By Linda Lovely
My heroines all have different personalities but they all share certain traits. They’re smart, brave, stubborn, and have a great capacity for love. In other words, all have inherited some of my mother’s traits. Marguerite Kennedy Willis, my mom, is a model for my heroines’ better qualities. A heroine of the first order.
We had a creepy basement. Our oil furnace alternately growled like a bear and clanked like Scrooge dragging his chains. The forbidding furnace replaced our coal bin. It seemed ready to swallow me up or hide monsters in its inky recesses. What looked like hair from buried creatures mysteriously poked through nooks and crannies in the planked floors. Shelves lined with old Mason jars hid unidentifiable slime.
|Marguerite Kennedy Willis|
Sometimes at night when the basement began to belch a series of terrifying creaks and groans, my sister and I would freeze, certain a boogeyman was about to creep up the stairs. Mom’s reply? “It’s just
Casper the Friendly Ghost.
Nothing to worry about. I’ll go check.” I don’t recall if Mom grabbed any
weapon (her choices would have included a baseball bat, umbrella, or cast-iron
frying pan—no guns). But she would descend to the basement, check things out,
and return with a smile. “Like I said, just Casper the Friendly Ghost.”

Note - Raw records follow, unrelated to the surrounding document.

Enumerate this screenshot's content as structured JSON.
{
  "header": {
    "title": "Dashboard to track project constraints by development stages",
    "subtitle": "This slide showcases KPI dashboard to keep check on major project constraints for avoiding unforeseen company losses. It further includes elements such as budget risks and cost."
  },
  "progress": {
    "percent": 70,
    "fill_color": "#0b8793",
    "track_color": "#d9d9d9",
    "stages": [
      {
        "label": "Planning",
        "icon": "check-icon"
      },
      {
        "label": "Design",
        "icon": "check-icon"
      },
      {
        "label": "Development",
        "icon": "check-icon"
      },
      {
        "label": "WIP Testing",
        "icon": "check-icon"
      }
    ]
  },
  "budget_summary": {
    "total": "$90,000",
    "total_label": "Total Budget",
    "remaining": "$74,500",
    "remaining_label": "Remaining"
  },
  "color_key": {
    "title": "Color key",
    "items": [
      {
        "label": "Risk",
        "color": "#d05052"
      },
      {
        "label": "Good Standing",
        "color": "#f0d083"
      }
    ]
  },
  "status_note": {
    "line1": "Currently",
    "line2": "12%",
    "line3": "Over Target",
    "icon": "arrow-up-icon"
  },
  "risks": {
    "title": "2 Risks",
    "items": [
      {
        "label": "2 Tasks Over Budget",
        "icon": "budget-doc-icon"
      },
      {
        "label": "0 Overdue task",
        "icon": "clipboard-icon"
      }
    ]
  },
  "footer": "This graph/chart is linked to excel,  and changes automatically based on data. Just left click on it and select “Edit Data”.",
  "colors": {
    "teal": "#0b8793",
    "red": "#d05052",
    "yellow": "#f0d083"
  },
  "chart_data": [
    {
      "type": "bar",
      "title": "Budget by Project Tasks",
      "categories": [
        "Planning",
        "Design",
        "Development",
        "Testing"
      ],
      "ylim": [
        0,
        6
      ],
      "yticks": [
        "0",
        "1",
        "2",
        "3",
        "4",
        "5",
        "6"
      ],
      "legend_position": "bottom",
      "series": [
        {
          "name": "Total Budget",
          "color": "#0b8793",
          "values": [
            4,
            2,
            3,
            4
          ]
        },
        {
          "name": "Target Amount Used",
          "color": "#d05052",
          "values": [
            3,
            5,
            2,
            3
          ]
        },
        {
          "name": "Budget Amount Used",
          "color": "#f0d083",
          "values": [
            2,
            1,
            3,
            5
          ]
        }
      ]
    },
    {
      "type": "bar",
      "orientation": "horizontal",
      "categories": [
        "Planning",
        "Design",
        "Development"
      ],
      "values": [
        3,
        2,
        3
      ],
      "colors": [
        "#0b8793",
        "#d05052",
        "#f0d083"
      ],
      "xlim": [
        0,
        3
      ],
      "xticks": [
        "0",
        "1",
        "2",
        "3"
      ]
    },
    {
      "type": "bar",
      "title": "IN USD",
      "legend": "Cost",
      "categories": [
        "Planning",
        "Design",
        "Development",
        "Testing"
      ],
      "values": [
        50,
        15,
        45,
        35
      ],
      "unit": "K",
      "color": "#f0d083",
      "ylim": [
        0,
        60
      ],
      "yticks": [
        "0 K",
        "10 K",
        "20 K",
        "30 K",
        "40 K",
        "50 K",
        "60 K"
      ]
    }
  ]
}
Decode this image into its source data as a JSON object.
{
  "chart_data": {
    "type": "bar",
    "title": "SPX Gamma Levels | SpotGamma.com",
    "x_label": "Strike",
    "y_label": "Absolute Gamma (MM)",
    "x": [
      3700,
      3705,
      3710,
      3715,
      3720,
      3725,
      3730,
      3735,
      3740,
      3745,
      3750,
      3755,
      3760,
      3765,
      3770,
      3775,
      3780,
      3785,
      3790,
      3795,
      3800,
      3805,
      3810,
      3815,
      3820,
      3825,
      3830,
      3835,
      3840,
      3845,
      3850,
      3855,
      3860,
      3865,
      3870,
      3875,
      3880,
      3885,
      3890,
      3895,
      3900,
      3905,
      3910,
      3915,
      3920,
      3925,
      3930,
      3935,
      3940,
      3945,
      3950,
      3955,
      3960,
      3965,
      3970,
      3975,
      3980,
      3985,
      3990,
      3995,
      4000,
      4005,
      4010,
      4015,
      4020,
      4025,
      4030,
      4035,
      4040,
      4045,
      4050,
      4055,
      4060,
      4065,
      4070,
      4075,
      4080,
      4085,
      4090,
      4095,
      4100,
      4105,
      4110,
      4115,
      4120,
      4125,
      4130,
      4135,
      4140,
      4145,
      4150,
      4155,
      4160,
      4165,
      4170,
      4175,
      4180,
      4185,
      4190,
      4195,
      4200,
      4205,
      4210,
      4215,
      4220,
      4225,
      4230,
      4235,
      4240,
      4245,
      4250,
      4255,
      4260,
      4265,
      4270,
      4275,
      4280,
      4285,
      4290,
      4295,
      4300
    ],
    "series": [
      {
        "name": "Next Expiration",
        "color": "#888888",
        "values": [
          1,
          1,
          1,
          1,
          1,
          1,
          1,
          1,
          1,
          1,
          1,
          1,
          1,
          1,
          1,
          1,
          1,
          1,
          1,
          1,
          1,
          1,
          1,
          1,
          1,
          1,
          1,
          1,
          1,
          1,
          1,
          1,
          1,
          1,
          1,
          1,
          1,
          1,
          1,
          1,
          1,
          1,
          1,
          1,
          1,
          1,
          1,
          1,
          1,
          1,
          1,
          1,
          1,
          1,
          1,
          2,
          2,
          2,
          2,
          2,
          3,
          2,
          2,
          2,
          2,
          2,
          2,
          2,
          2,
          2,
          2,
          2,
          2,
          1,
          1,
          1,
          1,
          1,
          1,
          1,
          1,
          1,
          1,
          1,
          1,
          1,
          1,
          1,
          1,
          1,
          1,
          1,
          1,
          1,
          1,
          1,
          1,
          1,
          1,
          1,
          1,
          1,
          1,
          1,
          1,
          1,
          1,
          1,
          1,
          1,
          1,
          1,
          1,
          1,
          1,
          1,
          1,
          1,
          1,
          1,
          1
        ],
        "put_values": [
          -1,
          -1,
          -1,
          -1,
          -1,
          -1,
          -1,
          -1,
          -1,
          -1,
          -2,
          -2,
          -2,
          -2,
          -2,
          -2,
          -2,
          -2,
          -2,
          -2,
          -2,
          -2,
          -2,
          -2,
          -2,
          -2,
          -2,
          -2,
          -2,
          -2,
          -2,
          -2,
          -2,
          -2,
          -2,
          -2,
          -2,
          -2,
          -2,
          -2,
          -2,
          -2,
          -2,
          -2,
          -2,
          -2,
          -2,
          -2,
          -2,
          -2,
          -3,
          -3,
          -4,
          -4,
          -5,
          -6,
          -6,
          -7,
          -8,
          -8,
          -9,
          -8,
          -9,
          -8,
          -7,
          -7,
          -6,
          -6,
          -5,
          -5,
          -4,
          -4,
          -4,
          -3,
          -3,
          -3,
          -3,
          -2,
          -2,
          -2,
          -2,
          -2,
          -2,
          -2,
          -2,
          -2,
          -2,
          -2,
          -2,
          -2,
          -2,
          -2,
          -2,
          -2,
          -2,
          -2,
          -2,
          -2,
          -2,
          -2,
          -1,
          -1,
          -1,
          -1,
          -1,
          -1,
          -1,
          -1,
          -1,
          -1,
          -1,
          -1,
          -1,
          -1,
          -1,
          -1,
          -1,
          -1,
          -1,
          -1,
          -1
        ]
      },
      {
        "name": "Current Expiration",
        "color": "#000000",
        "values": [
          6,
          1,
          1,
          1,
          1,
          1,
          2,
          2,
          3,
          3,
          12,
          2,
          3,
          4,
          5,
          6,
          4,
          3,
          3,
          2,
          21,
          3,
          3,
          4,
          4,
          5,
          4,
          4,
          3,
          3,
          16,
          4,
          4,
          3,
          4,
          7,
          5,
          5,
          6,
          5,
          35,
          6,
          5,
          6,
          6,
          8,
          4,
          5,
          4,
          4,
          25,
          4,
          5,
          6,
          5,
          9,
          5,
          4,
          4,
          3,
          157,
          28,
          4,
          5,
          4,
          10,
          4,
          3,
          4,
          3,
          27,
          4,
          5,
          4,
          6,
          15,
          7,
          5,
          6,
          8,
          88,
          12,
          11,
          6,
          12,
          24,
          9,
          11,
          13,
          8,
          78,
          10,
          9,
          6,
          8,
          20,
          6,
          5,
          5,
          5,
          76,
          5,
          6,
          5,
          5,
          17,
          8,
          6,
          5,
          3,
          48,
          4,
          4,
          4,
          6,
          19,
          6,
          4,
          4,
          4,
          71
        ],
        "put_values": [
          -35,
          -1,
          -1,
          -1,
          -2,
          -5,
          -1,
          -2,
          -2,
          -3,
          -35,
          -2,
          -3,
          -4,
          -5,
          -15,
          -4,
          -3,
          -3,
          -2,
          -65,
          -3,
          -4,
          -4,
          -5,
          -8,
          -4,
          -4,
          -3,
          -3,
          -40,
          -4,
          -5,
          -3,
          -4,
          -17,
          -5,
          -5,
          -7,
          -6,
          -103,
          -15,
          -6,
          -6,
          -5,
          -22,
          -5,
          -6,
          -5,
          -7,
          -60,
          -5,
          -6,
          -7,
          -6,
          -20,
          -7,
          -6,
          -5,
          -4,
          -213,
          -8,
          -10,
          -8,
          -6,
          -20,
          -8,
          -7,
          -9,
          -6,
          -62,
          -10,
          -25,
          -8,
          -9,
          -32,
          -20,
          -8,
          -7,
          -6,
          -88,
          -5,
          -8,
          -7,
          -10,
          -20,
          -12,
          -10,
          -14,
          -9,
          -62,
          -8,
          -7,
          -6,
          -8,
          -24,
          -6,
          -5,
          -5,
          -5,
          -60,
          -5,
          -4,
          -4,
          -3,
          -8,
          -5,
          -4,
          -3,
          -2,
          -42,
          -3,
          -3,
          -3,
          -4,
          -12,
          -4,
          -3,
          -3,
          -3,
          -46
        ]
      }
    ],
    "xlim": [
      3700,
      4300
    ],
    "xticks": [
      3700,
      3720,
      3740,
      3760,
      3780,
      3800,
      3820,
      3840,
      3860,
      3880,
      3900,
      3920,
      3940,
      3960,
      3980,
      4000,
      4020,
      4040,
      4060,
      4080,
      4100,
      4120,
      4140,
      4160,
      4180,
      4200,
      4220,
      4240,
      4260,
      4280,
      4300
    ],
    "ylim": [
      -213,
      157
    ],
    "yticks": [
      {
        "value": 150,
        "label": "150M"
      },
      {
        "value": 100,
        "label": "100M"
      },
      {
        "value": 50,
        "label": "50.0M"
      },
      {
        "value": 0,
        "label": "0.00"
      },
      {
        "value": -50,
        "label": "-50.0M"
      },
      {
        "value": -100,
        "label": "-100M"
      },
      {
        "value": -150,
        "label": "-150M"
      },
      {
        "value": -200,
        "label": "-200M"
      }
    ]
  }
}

As an adult, I asked Mom about
Casper, and she laughed. Mom admitted the
noises often seemed as scary to her as they did to us, but she didn’t want her
daughters to grow up fearful. Mom was brave.
Funny thing. I don’t ever remember seeing Mom in her bed. I’m certain I did, but it’s not among my memories. I grew up in a single-parent household, and Mom worked fulltime—our all-female household’s sole support. When we were little, a great aunt stayed with us during the week. Still Mom did all the laundry, a lot of the cooking, and she cleaned the house on Saturdays (a family affair when my sisters and I were old enough to participate).
For years, if I happened to wake around , I’d find Mom either ironing clothes or studying. After she graduated high school during the Depression (early since she skipped two grades), Mom immediately went to work to help support her family so her younger brother could stay in school. Later, when we were kids, Mom took accounting correspondence courses so she could get a better job. She did. Of course, it didn’t pay the same as the man she replaced, but that’s another story. Mom was smart, determined, hard-working, and fiercely loyal to her family.
Like any teenager, I had my share of rows with my mother since I inherited her stubborn streak. But I never doubted her love, and I always, always admired her character. Though she’s been gone many years, I still miss her. Yet I often hear what I like to think is her voice, sharing the mantra she ingrained in me when I was young—“You can do anything you set your mind to.”
I dedicated my last novel—LIES: SECRETS CAN KILL—to Mom. I was waiting for the perfect fit, a novel with a heroine who demonstrates all her qualities. Mom inspired this book, a 1938 romantic suspense set in my mother’s era. Even though my other novels feature other dedications, I’ve yet to write a novel that isn’t influenced by my mother. Thank you.